Sunday, July 26, 2009

Bruno's refusal

John Crowley, Endless Things (Book Four of The AEgypt Cycle): Reading Notes, Part III

Forces gather in heaven and earth for the (or rather another) battle for the end of the world. Terestrially, it takes place in Prague where Frederick and Elizabeth -- the Winter King and Queen beloved of the Rosicrucians -- reign in Rudolf's mystical castle, in defiance of the Catholic order.

Dee's old skyrer Kelly is there, and sees the forces of heaven in array for battle: "the angel bands issuing from their watchtowers at the four corners of the universe: red as new-smitten blood, lily white, green and garlic-bladed like a dragon's skin, black as raven hair or bilberry juice, the four kinds of which the world is made, coming together in war. . . . In the lower heavens the souls of heroes, the great daemons, the tutelary spirits, the angels of the nations, were thereupon set upon one another. They couldn't know that what was being fought over in Heaven was the shape of the world to come, in which none of them would figure. Yet since the lowest of the rulers of the air are coterminous or contiguous with the highest rulers of the earth, the states and nations, princes and churches, were agitated too, and thought they were plotted against."

Inside the castle, Frederick and Elizabeth come to the tetradic chamber with Archimboldo's paintings. At its center, where Giordano had seen an absence, now lies "a humpbacked black iron trunk waiting to be opened."

In the terrestrial battle for Prague, Rabbi Lowe's Golem fights on the side of Frederick's doomed forces against the Catholics as do the werewolves who harry them at night -- Jews and pagans alike have an interest in preserving the spiritual pax of Rudolf's imaginitive reign.

In the midst of the raging battle a funeral takes place. The Rosicrucian play and tract-writer Philip a Gabella -- the transmigrated Giordano -- who no one had been able to find "to thank or burn" has, in his last sickness, reverted to Ass's form. "He had only hoped -- he had even expected -- that the atoms that composed his own soul might, in far centuries, be drawn again to one another, might seek for one another through the infinite spaces, and at length agglomerate somewhere, elsewhere, into another soul again, his own: and, in their coming together, know themselves as they had been."

In the battle, the Catholics -- the forces of repression -- are vanquished and a call goes out via astral messenger to gather "all those who had sought for the Brothers of the Rosy Cross" -- those who commune with angels, shapeshifters, nightwalkers, goldmakers, doctors of all sciences. They gather in the golden city of Prague, now transformed into the mystical capitol of AEgypt: Adocentyn. An age of learning, tolerance, and love is ushered in. The result is "a backwards revolution, a backflip of wonder performed to turn the progress of the world around like a galleon and head it again for the Age of Gold." [Which would be a defeat of Y-shaped time].
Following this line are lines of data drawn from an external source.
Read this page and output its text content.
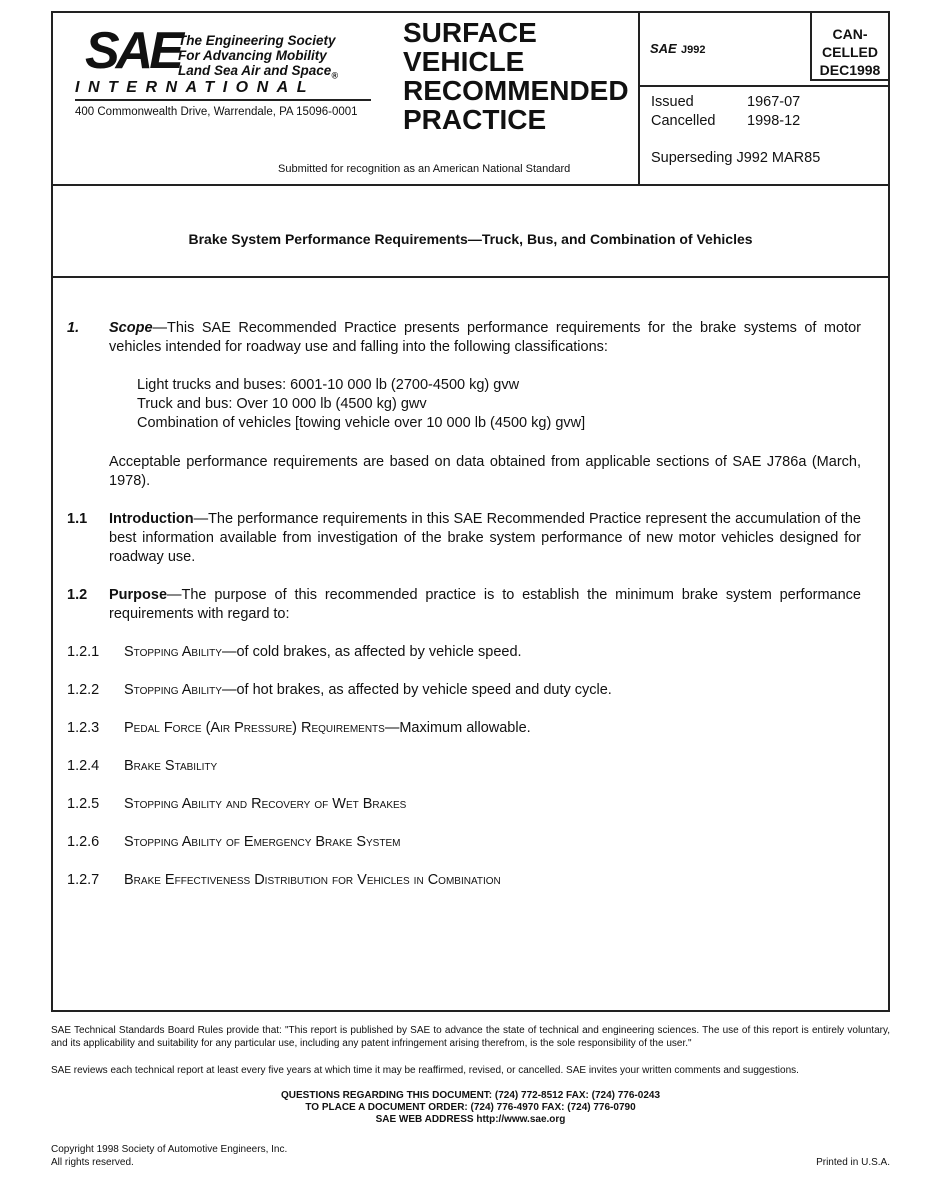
SAE
The Engineering Society
For Advancing Mobility
Land Sea Air and Space$_®$
INTERNATIONAL
400 Commonwealth Drive, Warrendale, PA 15096-0001
SURFACE
VEHICLE
RECOMMENDED
PRACTICE
Submitted for recognition as an American National Standard
SAE J992
CAN-
CELLED
DEC1998
Issued	1967-07
Cancelled 1998-12
Superseding J992 MAR85
Brake System Performance Requirements—Truck, Bus, and Combination of Vehicles
1. Scope—This SAE Recommended Practice presents performance requirements for the brake systems of motor vehicles intended for roadway use and falling into the following classifications:
Light trucks and buses: 6001-10 000 lb (2700-4500 kg) gvw
Truck and bus: Over 10 000 lb (4500 kg) gwv
Combination of vehicles [towing vehicle over 10 000 lb (4500 kg) gvw]
Acceptable performance requirements are based on data obtained from applicable sections of SAE J786a (March, 1978).
1.1 Introduction—The performance requirements in this SAE Recommended Practice represent the accumulation of the best information available from investigation of the brake system performance of new motor vehicles designed for roadway use.
1.2 Purpose—The purpose of this recommended practice is to establish the minimum brake system performance requirements with regard to:
1.2.1 Stopping Ability—of cold brakes, as affected by vehicle speed.
1.2.2 Stopping Ability—of hot brakes, as affected by vehicle speed and duty cycle.
1.2.3 Pedal Force (Air Pressure) Requirements—Maximum allowable.
1.2.4 Brake Stability
1.2.5 Stopping Ability and Recovery of Wet Brakes
1.2.6 Stopping Ability of Emergency Brake System
1.2.7 Brake Effectiveness Distribution for Vehicles in Combination
SAE Technical Standards Board Rules provide that: "This report is published by SAE to advance the state of technical and engineering sciences. The use of this report is entirely voluntary, and its applicability and suitability for any particular use, including any patent infringement arising therefrom, is the sole responsibility of the user."
SAE reviews each technical report at least every five years at which time it may be reaffirmed, revised, or cancelled. SAE invites your written comments and suggestions.
QUESTIONS REGARDING THIS DOCUMENT: (724) 772-8512 FAX: (724) 776-0243
TO PLACE A DOCUMENT ORDER: (724) 776-4970 FAX: (724) 776-0790
SAE WEB ADDRESS http://www.sae.org
Copyright 1998 Society of Automotive Engineers, Inc.
All rights reserved.	Printed in U.S.A.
Except, in one of history's -- one of Crowley's -- reversals, none of that happens. Bruno refuses the chance proferred by his interlocutor Cardinal to escape the flames into four-legged freedom. "What happened next," Crowley writes, "was that, twenty years earlier, Giordano Bruno chose not to escape from the papal prison in Rome and go wandering forgetful on four legs into the world."

[In "Daemonomania," Bruno's escape from the stake was parallel with Sam's being freed from the Powerhouse Christian cult. End of the world events with opposite outcomes?]
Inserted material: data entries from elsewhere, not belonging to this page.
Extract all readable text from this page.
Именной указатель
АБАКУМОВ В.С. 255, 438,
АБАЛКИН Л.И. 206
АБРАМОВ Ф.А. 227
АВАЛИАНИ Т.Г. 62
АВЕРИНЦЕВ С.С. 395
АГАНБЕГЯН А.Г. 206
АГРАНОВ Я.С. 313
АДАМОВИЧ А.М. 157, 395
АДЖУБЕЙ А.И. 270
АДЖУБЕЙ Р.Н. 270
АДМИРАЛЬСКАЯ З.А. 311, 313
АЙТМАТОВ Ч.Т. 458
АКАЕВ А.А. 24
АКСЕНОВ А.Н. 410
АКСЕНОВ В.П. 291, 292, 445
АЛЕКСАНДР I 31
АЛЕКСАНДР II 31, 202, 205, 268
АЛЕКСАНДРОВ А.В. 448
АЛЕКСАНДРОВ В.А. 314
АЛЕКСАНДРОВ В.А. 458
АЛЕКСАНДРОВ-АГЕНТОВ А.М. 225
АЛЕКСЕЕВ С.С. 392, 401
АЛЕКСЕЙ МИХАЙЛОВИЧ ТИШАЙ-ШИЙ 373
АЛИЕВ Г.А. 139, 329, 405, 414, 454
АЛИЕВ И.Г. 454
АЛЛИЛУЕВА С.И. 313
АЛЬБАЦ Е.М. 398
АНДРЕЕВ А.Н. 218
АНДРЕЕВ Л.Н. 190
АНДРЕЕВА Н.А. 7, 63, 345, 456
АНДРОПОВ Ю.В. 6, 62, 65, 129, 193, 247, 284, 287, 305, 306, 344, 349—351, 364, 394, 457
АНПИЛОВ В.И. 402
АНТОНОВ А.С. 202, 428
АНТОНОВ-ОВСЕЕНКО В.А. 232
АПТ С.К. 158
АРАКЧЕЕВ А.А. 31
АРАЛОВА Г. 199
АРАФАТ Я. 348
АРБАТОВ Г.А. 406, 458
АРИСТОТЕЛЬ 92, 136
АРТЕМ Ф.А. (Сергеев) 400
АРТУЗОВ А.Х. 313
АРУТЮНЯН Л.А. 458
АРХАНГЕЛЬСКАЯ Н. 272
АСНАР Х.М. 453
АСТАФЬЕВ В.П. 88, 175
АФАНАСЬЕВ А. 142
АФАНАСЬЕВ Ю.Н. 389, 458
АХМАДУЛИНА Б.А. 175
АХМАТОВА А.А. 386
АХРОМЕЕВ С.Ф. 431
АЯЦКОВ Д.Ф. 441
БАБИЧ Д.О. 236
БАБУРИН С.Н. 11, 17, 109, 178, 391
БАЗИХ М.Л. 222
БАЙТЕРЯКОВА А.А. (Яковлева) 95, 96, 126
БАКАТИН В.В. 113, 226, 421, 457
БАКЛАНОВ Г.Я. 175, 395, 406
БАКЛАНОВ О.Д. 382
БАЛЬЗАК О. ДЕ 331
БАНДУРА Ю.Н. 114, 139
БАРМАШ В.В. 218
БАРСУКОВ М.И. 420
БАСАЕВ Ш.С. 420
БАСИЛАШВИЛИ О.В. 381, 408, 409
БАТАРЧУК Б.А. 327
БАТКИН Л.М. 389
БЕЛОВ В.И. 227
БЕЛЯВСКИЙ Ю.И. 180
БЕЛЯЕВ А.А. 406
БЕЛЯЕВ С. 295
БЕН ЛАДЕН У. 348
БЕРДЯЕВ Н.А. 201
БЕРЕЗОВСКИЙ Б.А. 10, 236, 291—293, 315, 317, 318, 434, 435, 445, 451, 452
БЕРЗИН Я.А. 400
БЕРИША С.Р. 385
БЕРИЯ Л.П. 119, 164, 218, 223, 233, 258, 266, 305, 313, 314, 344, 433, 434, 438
Bruno refuses to recant because "were I to do that, then their small world would go on existing for centuries more, for no philosopher would dare to speak out and tell them otherwise, and in his telling make it so. If I show that they only have power over this aggregate of atoms, which they may render or discompose as they like or must, then another man may take heart. Finally they will cease. In time, men will laugh at their structures rules bulls anathemata."

Giordano sees the impossibility -- and the peril -- of attempts to remake the world, either by the forces of godly repression or by those of liberty seeking to usher in an age of "self, and ease, and peace, and complimentary love, and natural procreation." He has learned "it was not wisdom to try; ruin was far more likely than glory; give the great ball a kick and you can'th know where it will rebound, or how far it will roll."

In his cell, Bruno "sifts the days of his past and walks the roads of this future and that one" conjuring in his mind an image of the spirit (Sam?) glowing in Dee's seeing stone and of the English magus himself who "had surrendered his own magic, given it up, and by his own renunciation bade magic depart from this world. Because the time was past when even the strongest spirit could be sure he would draw only goodness out of the future for man's aid."

With Bruno's refusal to escape dissolution in the flames of the Inquisition "all the gods, angels, monsters, powers, and principalities of that age began their retreat into the subsidiary realms where they reside today, harmless and unmoving, most of them anyway, for most of us most of the time."